Parmi tous les Japonais préoccupés par leurs vieux jours, il y a beaucoup de femmes. Car au Japon, elles occupent deux fois plus souvent que les hommes des emplois précaires et irréguliers. Et elles ont souvent des carrière incomplètes. "Je n'ai commencé à travailler qu'il y a quatre ans. Quand, à la suite de mon divorce, j'ai dû subvenir toute seule à mes besoins. J'arrive à peine à joindre les deux bouts. Dans ces conditions, vous pensez bien que je n'ai pas du tout les moyens de mettre de l'argent de côté", indique une caissière interrogée par Europe 1.

55% des seniors Japonais continuent de travailler

Un retraité japonais sur deux n’a actuellement pas d’autres ressources que sa petite pension de retraite. "Vous voyez, ça, c'est tout ce qu'il me reste comme argent jusqu'à la fin du mois", nous montre une dame, veuve, de 66 ans. Par "ça", il faut comprendre les 600 à 700 yens qui lui restent par jour pour manger, soit cinq à six euros. Du coup, elle ne fait que deux repas par jour, pas trois.

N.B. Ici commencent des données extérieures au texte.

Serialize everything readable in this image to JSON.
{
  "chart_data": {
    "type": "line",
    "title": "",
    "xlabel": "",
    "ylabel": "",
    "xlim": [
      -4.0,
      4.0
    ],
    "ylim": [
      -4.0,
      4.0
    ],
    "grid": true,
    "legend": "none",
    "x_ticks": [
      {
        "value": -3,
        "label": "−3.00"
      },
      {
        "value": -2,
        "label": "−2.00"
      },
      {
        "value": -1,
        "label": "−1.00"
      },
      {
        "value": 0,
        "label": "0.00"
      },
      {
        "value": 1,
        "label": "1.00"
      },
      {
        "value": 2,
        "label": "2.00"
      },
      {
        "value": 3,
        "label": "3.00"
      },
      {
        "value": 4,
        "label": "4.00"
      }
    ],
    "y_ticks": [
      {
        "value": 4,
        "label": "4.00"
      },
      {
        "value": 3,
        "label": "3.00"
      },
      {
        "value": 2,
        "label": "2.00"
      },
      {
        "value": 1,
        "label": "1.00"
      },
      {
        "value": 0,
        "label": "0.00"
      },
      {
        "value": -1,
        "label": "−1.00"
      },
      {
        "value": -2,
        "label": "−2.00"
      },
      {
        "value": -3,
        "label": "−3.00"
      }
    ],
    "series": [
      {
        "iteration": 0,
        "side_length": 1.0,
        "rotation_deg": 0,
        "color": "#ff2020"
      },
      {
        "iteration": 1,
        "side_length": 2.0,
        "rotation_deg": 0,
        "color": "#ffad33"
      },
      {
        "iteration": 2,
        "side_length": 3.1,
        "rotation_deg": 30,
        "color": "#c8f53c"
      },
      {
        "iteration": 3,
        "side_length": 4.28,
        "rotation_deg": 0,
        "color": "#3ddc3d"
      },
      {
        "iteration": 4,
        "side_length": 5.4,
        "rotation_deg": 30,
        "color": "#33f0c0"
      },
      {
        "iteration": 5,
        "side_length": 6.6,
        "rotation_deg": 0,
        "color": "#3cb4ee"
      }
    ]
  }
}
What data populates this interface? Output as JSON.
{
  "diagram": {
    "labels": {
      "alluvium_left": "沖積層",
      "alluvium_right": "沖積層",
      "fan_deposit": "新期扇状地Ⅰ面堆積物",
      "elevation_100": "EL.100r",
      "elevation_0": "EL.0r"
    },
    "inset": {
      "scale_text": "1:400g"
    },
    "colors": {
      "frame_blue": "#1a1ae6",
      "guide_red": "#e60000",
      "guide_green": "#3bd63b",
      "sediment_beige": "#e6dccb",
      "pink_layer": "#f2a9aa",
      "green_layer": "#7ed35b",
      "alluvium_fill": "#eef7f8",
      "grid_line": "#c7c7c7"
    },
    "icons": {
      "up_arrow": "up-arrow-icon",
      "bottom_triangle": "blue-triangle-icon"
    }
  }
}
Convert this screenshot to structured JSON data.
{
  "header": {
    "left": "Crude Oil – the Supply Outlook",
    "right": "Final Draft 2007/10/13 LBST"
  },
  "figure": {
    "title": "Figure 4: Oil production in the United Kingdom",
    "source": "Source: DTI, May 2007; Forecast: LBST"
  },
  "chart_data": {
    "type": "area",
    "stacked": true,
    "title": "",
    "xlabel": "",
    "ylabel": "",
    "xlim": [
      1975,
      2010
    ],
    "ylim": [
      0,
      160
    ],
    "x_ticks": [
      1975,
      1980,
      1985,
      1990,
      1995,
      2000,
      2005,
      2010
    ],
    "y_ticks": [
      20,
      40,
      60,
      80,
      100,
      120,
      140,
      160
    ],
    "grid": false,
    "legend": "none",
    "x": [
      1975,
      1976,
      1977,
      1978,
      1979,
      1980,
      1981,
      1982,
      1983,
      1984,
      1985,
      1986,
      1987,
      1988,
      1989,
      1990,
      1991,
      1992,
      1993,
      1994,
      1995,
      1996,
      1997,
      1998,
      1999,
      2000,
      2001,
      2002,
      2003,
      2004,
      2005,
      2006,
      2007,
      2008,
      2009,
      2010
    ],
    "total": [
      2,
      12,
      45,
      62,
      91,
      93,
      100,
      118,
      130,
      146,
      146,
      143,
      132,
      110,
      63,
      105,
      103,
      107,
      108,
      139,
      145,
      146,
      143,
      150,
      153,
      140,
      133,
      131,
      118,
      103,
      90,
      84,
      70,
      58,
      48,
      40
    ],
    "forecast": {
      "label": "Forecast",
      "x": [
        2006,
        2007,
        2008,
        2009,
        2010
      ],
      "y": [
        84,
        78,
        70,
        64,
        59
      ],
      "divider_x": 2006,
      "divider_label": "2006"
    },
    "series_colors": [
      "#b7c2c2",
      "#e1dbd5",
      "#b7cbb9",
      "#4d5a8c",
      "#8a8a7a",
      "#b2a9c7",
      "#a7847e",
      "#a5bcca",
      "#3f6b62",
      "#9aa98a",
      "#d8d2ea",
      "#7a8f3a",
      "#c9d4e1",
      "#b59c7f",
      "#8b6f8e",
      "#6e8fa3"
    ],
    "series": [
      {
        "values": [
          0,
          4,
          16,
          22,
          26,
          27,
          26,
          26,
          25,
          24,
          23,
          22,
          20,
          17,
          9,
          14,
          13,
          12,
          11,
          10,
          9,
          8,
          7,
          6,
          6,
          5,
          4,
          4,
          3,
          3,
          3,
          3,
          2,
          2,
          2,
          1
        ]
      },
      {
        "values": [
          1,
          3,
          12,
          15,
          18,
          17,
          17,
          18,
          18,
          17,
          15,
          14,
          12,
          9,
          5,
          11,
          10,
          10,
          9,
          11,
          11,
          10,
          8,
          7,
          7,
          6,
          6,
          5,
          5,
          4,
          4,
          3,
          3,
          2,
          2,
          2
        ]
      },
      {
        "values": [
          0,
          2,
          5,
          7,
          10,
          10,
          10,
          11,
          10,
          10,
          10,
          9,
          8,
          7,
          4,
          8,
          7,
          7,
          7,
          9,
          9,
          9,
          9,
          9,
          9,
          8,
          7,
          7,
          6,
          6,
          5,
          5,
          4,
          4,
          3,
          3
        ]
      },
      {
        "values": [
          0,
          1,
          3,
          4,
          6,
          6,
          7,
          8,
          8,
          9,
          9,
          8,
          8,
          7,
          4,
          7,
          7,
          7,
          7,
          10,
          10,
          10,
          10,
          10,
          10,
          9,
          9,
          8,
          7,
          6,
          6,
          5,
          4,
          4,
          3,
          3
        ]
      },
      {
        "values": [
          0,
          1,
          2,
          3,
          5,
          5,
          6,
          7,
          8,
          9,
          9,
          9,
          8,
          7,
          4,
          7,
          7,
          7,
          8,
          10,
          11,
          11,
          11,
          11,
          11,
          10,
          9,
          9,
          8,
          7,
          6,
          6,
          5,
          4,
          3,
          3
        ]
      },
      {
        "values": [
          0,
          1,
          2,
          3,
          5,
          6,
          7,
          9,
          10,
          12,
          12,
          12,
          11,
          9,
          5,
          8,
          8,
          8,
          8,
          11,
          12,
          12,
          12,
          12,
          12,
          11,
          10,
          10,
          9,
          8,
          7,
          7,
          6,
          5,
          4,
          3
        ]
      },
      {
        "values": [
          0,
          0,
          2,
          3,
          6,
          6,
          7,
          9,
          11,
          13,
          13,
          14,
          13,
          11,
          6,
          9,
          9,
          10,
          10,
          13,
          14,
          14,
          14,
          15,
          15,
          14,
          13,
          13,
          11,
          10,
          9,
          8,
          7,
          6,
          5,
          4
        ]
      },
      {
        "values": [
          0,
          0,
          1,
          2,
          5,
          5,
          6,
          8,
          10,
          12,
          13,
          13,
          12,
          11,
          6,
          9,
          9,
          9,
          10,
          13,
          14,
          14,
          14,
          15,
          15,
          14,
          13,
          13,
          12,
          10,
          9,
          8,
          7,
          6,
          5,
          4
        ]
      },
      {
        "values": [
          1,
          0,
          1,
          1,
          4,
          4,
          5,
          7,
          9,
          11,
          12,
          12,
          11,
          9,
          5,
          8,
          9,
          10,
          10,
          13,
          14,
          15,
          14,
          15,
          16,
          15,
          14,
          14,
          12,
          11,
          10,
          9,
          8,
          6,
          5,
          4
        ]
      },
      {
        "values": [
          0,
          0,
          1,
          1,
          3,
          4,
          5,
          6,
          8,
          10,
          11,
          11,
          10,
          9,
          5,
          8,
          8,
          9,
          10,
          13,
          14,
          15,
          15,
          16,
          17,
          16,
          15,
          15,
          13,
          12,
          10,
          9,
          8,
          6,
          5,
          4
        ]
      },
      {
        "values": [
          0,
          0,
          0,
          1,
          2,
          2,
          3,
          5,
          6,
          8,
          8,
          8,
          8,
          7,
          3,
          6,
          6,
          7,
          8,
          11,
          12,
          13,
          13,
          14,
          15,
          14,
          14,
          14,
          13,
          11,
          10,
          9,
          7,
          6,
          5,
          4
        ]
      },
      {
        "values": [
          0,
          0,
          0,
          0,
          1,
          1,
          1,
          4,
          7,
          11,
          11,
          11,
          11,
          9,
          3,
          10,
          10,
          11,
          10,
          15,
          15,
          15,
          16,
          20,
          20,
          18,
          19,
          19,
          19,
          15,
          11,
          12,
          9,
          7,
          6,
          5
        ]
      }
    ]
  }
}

Au Japon, un senior sur cinq vit sous le seuil de pauvreté, c’est le record des pays industrialisés. Ce qui explique que beaucoup de retraités continuent à travailler : c'est le cas de 55% des hommes et de 35% des femmes. Au total, ça fait neuf millions de seniors qui travaillent. A eux seuls, ils représentent 13% de la population active. C'est deux fois plus qu'en France.

"Il n'y a pas 36 solutions, il y en a 2. D'abord, augmenter les recettes. En clair, faire en sorte qu'il y ait davantage de gens qui cotisent aux régimes de retraite. Par exemple, les entreprises devraient se montrer plus souples : accepter d'employer du personnel âgé, pas seulement à temps plein, mais aussi à mi-temps, comme beaucoup de retraités le souhaiteraient", analyse Yuri Okina, spécialiste des régimes de retraites.

"Ensuite, il faudra réduire les dépenses, en étant plus équitables en termes de prestations sociales. Dans un tel système, les seniors aisés verraient leurs dépenses de soins de santé moins bien remboursées par la Sécu que les personnes âgées défavorisées", poursuit la spécialiste.

L'État devrait obliger les entreprises à garder jusqu'à 70 ans leur personnel 

Pour l'heure, le gouvernement tarde à se prononcer sur la réduction des dépenses de l'État, notamment sur le remboursement des dépenses de Santé. Un sujet politiquement sensible, vu le poids électoral des personnes âgées. Par contre, on y voit plus clair sur l'autre grand axe de la réforme : comment faire pour que davantage de gens cotisent aux régimes de retraite, ce qui les ferait sortir du rouge. L'État va sans doute obliger les entreprises à garder jusqu'à l'âge de 70 ans leur personnel âgé qui désire continuer à travailler, et non plus les garder jusqu'à 65 ans comme maintenant.

Le Japon va aussi essayer d’aider les 30% de Japonaises qui n'occupent pas d'emploi à en trouver un. Souvent parce qu'elles ont dû y renoncer à la naissance de leur enfant, à cause de la pénurie de crèches. On essaie donc de résorber cette pénurie, en créant des places de crèche.

Dernière mesure envisagée : tous les travailleurs précaires devraient être autorisés à cotiser au principal régime de retraite. Aujourd'hui, ce régime est réservé aux employés réguliers et à temps plein. Les précaires, eux, n'ont accès qu'à un sous-régime de retraite qui alimente peu les caisses de la Sécu. Or, ils sont très nombreux, au Japon : 40% des salariés occupent un emploi sous-statutaire.